Pugaez v. Babeno, 373 Ill. 155 (1940)

Feb. 21, 1940 · Illinois Supreme Court · No. 25353
373 Ill. 155

(No. 25353.

Frank Pugaez, Appellant, vs. Sylvester Babeno et al. Appellees.

Opinion filed February 21, 1940.

A. J. PikiEl, for appellant.

John F. O’Toole, and Mitchell Kilanowsici, for appellees.

Mr. Justice Stone

delivered the opinion of the court:

Appellant filed a complaint in the superior court of Cook county praying that certain deeds be set aside, for partition and an accounting. He has taken this appeal from the decree entered. His complaint alleged that he and appellee Sylvester Babeno, in the month of February, 1927, acquired title to the real estate involved, a small apartment building, as tenants in common, in proportion to their contribution to the purchase price. Appellant supplied $6916 and Babeno $3949. It was agreed that their interests in the property were to be in proportion to their contributions to the purchase price.

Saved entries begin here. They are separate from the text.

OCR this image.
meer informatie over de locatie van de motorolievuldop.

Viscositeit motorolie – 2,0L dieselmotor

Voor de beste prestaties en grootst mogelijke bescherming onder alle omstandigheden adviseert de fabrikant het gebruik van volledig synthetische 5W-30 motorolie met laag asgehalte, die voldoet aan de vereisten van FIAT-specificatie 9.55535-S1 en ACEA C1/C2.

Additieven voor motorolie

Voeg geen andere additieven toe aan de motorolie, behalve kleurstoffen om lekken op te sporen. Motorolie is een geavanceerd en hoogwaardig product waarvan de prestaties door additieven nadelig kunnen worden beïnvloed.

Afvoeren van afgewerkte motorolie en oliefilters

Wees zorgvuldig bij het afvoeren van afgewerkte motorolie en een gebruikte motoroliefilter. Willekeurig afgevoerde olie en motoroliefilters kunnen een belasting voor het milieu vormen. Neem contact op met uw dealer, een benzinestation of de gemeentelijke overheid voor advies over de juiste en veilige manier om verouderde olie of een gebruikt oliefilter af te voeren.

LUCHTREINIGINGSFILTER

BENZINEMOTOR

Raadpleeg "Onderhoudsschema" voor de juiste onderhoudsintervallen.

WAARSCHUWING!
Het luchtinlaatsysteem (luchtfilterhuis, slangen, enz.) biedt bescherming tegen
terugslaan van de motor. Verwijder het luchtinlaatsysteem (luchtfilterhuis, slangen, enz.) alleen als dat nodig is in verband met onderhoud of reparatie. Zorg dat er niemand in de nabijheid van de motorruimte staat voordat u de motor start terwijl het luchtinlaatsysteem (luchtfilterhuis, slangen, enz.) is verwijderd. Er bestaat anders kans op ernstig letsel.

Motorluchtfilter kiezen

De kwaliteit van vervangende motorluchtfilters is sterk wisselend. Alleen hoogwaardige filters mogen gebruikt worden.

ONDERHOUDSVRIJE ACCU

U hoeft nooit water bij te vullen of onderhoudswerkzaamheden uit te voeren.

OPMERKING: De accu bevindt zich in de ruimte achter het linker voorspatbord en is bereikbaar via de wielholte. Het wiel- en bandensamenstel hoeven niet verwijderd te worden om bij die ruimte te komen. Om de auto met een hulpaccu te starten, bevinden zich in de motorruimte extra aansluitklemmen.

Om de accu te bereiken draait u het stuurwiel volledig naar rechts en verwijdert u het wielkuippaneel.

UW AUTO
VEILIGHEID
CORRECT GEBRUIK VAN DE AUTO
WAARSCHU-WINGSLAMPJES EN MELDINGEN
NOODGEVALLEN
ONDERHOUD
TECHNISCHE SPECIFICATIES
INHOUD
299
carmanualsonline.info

*156On July 3, 1931, Babeno and his wife conveyed his interest to one Leon Kozlow, who, on the same day, reconveyed the same to Sylvester Babeno and Pelagia, his wife, as joint tenants. In 1935, appellant joined with his co-owners in the execution of a deed, dated May 24, 1935, conveying the title to all this property to one Scheffler. About the same time a letter of direction was written to Scheffler, which appears to have been signed by all the parties, including appellant, directing Scheffler to convey the title to the property as follows: An undivided one-half in joint tenancy to appellant and Lillie Babeno, daughter of Sylvester and Pelagia Babeno. The other undivided one-half in joint tenancy to Sylvester Babeno, his wife, and John Babeno, their son. This property had been mortgaged and appellant joined with the co-owners in the execution of an extension agreement relating to that mortgage. Scheffler made the conveyance by two deeds pursuant to the directions given him in the letter.

Appellant, in his complaint, alleged that his participation in the conveyance and the letter to Scheffler was had as result of false and fraudulent representations made by Sylvester and Pelagia Babeno concerning the character of the instruments. Appellant is unable to read and write English and received no consideration for joining in the execution of the deed conveying the real estate to Scheffler or the letter directing him to reconvey the property to the parties in the manner which was done. The complaint alleges, and he testified, that the representation made by the Babenos to him, was that he, appellant, was signing papers necessary to renew or extend the mortgage and that he did not discover that he had conveyed his title until two years later. His complaint prayed that the deeds to and from Scheffler be set aside and that his title to the property, as held prior to the execution of said deeds, be restored to him; that an accounting be had of rentals received and moneys expended, and that a partition of the property be had. According to *157his complaint and the proof in the case, he had paid the sum of $500 on the mortgage, for which he asked to be credited in the accounting.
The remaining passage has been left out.